Enfin, contrairement à l’image que l’on peut en avoir, le TSCG n’est pas plus dur que le six pack, qui, quant à lui, demeure inscrit dans les traités, avec les conséquences que vous avez justement soulignées.

Finalement, c’est la notion de déficit structurel contenue dans le TSCG qui est remise en cause. Nous sommes tous d’accord pour dire qu’il s’agissait alors de ne pas ajouter la crise à la crise, mais que, en réalité, faute d’élément objectif, elle ne veut plus dire grand-chose.

Depuis sept ans que cette politique a été mise en place, force est de constater que l’Union européenne s’est comportée comme une zone dont l’économie était totalement tournée vers l’exportation. Elle a oublié que sa principale force, c’était son marché intérieur, le plus vaste du monde.

D’autres pays ont su développer pendant cette période leur marché intérieur : les États-Unis, l’Inde ou la Chine. On peut en juger par l’évolution de leurs taux de croissance.

La politique de concurrence allait de pair avec le fait que tout se passait en Europe. Or, ces dernières années, plus grand-chose ne se passe en Europe : les choses se passent en Chine, sur les marchés mondiaux. De fait, la politique de concurrence européenne est aussi devenue caduque parce que le marché européen n’a pas été suffisamment soutenu.

La réduction du périmètre de l’action publique dans les différents pays européens, dont pâtissent les politiques d’éducation, de l’énergie ou du logement, est aussi particulièrement préoccupante. Ce sont finalement autant d’attaques contre la cohésion de nos sociétés.
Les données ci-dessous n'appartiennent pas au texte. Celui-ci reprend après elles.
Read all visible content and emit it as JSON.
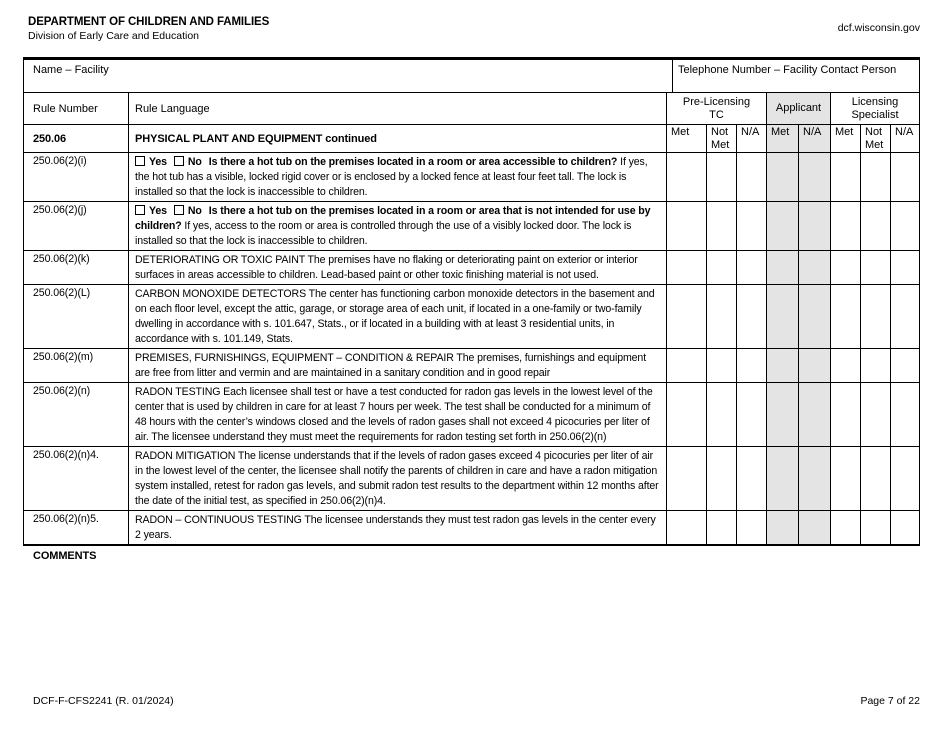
{
  "header": {
    "department": "DEPARTMENT OF CHILDREN AND FAMILIES",
    "division": "Division of Early Care and Education",
    "website": "dcf.wisconsin.gov"
  },
  "fields": {
    "name_label": "Name – Facility",
    "phone_label": "Telephone Number – Facility Contact Person",
    "name_value": "",
    "phone_value": ""
  },
  "table": {
    "col_rule_number": "Rule Number",
    "col_rule_language": "Rule Language",
    "group_tc": "Pre-Licensing\nTC",
    "group_applicant": "Applicant",
    "group_specialist": "Licensing\nSpecialist",
    "subcols": [
      "Met",
      "Not Met",
      "N/A",
      "Met",
      "N/A",
      "Met",
      "Not Met",
      "N/A"
    ],
    "section_rule": "250.06",
    "section_title": "PHYSICAL PLANT AND EQUIPMENT continued",
    "checkbox_yes": "Yes",
    "checkbox_no": "No",
    "rows": [
      {
        "rule": "250.06(2)(i)",
        "checkboxes": true,
        "question": "Is there a hot tub on the premises located in a room or area accessible to children?",
        "text": "If yes, the hot tub has a visible, locked rigid cover or is enclosed by a locked fence at least four feet tall. The lock is installed so that the lock is inaccessible to children."
      },
      {
        "rule": "250.06(2)(j)",
        "checkboxes": true,
        "question": "Is there a hot tub on the premises located in a room or area that is not intended for use by children?",
        "text": "If yes, access to the room or area is controlled through the use of a visibly locked door. The lock is installed so that the lock is inaccessible to children."
      },
      {
        "rule": "250.06(2)(k)",
        "checkboxes": false,
        "question": "",
        "text": "DETERIORATING OR TOXIC PAINT The premises have no flaking or deteriorating paint on exterior or interior surfaces in areas accessible to children. Lead-based paint or other toxic finishing material is not used."
      },
      {
        "rule": "250.06(2)(L)",
        "checkboxes": false,
        "question": "",
        "text": "CARBON MONOXIDE DETECTORS The center has functioning carbon monoxide detectors in the basement and on each floor level, except the attic, garage, or storage area of each unit, if located in a one-family or two-family dwelling in accordance with s. 101.647, Stats., or if located in a building with at least 3 residential units, in accordance with s. 101.149, Stats."
      },
      {
        "rule": "250.06(2)(m)",
        "checkboxes": false,
        "question": "",
        "text": "PREMISES, FURNISHINGS, EQUIPMENT – CONDITION & REPAIR The premises, furnishings and equipment are free from litter and vermin and are maintained in a sanitary condition and in good repair"
      },
      {
        "rule": "250.06(2)(n)",
        "checkboxes": false,
        "question": "",
        "text": "RADON TESTING Each licensee shall test or have a test conducted for radon gas levels in the lowest level of the center that is used by children in care for at least 7 hours per week. The test shall be conducted for a minimum of 48 hours with the center’s windows closed and the levels of radon gases shall not exceed 4 picocuries per liter of air. The licensee understand they must meet the requirements for radon testing set forth in 250.06(2)(n)"
      },
      {
        "rule": "250.06(2)(n)4.",
        "checkboxes": false,
        "question": "",
        "text": "RADON MITIGATION The license understands that if the levels of radon gases exceed 4 picocuries per liter of air in the lowest level of the center, the licensee shall notify the parents of children in care and have a radon mitigation system installed, retest for radon gas levels, and submit radon test results to the department within 12 months after the date of the initial test, as specified in 250.06(2)(n)4."
      },
      {
        "rule": "250.06(2)(n)5.",
        "checkboxes": false,
        "question": "",
        "text": "RADON – CONTINUOUS TESTING The licensee understands they must test radon gas levels in the center every 2 years."
      }
    ]
  },
  "comments_label": "COMMENTS",
  "footer": {
    "form_id": "DCF-F-CFS2241 (R. 01/2024)",
    "page": "Page 7 of 22"
  },
  "colors": {
    "shaded_cell": "#e4e4e4",
    "border": "#000000"
  }
}
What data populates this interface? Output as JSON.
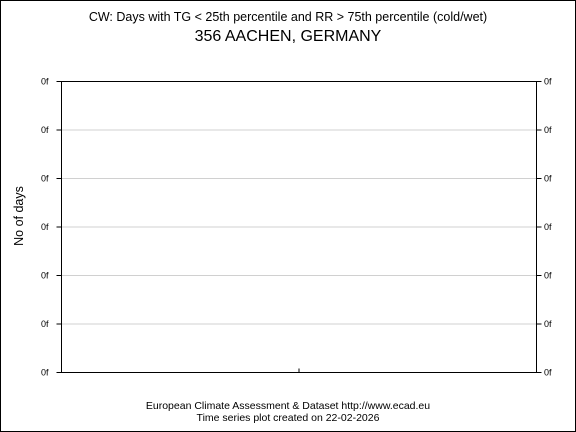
{
  "header": {
    "title": "CW: Days with TG < 25th percentile and RR > 75th percentile (cold/wet)",
    "station": "356 AACHEN, GERMANY"
  },
  "footer": {
    "line1": "European Climate Assessment & Dataset  http://www.ecad.eu",
    "line2": "Time series plot created on 22-02-2026"
  },
  "chart_data": {
    "type": "line",
    "title": "CW: Days with TG < 25th percentile and RR > 75th percentile (cold/wet)",
    "subtitle": "356 AACHEN, GERMANY",
    "xlabel": "",
    "ylabel": "No of days",
    "y_tick_labels": [
      "0f",
      "0f",
      "0f",
      "0f",
      "0f",
      "0f",
      "0f"
    ],
    "x_tick_count": 1,
    "series": [],
    "grid": true,
    "mirrored_right_axis": true
  }
}
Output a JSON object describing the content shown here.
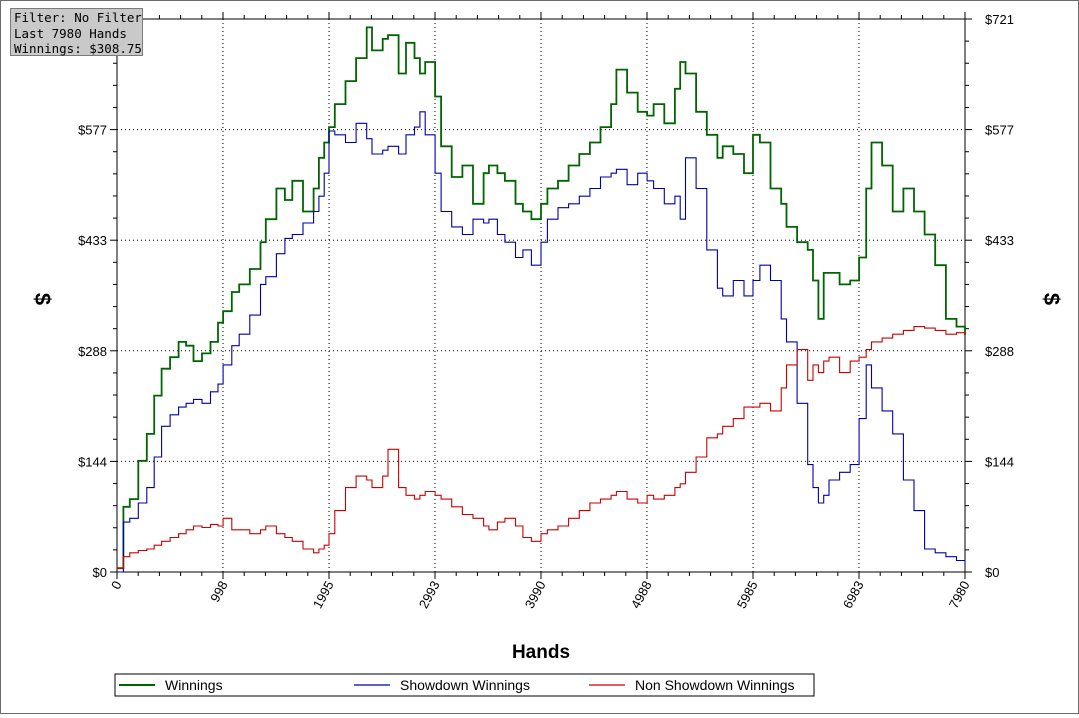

C’est pourquoi il n’était donc pas du tout raisonnable, comme le proposait le parti populaire européen, d’inscrire les dispositifs du TSCG dans les traités de l’Union européenne. Comment faire alors pour sortir de ce pilotage automatique que le pacte de stabilité a introduit en 1997 et qui a été durci, en 2011, par le six pack ?

Avant tout, il faudrait créer un budget pour la zone euro. Mais comment faire ? Les ressources propres de l’Union européenne baissent, de même que le budget de l’Union européenne, tandis que les contributions nationales sont de plus en plus élevées. Quel sens donner alors à la création d’un budget de la zone euro ? La substitution du budget de l’Union européenne au profit d’un budget de la zone euro, avec des transferts de compétences, irait-elle vraiment dans le sens de l’intégration européenne ?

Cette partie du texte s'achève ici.